There is also a peer-to-peer site called SPLASH (SoftPlan Links, Advice, Support, & Help; splash.softplansplsh.org) where users can go to ask questions of other users, get customized materials, or share ideas. “I've gotten tons of help from SPLASH,” Robinson says. “I've gone there for materials takeoffs, equations, and specialty products that people have customized and are sharing.”
CUSTOMIZE MATERIALS LISTS Using the information supplied by the designer in the drawing, SoftPlan generates a complete materials list and cost estimate for a given design. The list includes all materials, user-definable costs, markups, waste factors, and labor rates.
Though the list is easily customizable, Durosko has found that the reports lend themselves better to new construction or whole-house remodels than to additions or kitchen and bath remodels. “Since we draw the entire house — even when we're just remodeling part of it — it would require us to detail all of the existing materials in the rest of the house as well,” he says. “It would be a great tool for new construction, but for [remodeling] it just doesn't make sense.”
THE LEARNING CURVE To use SoftPlan's most basic functions, the learning curve is not very steep. Users who have AutoCAD experience can be designing floor plans with the program in just a few hours.

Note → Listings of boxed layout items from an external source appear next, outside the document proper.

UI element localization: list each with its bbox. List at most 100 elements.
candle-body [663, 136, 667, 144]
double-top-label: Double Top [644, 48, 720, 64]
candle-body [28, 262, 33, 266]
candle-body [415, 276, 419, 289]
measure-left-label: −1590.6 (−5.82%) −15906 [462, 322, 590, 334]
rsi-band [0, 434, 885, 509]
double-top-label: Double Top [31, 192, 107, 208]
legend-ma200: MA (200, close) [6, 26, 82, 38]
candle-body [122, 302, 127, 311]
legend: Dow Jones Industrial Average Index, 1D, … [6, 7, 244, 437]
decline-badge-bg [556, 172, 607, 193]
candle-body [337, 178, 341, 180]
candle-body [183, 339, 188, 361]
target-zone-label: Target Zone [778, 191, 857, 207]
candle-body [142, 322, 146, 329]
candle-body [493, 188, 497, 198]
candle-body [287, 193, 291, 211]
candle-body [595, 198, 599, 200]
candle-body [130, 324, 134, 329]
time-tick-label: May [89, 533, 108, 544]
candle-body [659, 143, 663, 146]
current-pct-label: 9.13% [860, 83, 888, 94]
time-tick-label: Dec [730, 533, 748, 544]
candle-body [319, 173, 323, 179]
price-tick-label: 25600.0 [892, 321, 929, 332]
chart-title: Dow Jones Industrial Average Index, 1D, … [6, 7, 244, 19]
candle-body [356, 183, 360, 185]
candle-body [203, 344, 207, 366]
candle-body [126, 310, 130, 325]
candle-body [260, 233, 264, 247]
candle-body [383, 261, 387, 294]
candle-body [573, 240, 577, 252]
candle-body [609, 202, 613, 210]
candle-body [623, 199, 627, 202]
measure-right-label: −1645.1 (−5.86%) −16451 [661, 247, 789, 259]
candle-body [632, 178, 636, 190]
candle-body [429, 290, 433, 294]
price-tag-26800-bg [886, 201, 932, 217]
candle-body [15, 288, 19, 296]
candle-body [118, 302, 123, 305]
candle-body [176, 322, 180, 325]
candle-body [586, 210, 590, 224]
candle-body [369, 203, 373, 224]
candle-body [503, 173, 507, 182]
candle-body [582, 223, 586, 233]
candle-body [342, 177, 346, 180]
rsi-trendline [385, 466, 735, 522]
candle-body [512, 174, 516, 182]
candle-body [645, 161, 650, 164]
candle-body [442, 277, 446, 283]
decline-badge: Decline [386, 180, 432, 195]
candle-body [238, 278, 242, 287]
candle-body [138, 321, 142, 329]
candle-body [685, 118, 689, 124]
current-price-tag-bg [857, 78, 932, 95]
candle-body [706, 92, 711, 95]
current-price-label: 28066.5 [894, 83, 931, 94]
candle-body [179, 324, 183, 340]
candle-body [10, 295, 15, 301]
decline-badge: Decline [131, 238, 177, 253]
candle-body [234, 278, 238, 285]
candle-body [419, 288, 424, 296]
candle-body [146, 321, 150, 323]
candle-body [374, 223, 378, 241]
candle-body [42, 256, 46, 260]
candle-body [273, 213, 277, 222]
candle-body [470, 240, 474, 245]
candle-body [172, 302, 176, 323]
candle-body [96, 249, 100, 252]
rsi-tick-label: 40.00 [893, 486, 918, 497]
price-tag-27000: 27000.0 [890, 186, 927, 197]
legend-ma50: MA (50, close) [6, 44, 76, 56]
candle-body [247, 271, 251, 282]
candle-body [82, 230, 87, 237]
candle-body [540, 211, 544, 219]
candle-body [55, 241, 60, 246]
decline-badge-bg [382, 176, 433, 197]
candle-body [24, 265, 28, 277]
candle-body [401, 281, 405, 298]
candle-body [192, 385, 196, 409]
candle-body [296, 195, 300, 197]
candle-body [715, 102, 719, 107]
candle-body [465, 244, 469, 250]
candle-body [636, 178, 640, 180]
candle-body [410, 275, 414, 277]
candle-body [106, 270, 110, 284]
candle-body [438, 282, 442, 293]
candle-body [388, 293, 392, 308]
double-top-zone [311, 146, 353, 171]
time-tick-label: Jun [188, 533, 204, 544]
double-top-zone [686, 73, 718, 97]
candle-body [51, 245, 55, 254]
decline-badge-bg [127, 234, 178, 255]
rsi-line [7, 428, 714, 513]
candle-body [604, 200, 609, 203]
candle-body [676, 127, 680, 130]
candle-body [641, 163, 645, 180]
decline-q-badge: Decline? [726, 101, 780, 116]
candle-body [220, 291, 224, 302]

However, according to Durosko, the curve becomes steeper when it comes to more advanced functions such as creating lifelike renderings. Playing with shadows and lighting, and importing customized pieces such as a particular kind of stone for a chimney or a textured finish for cabinets, is trickier. “Sometimes creating a full 3-D rendering can take our designers a full day,” he says.
But when it comes to the quality of the final product, Durosko is certain: “It's worth the effort.”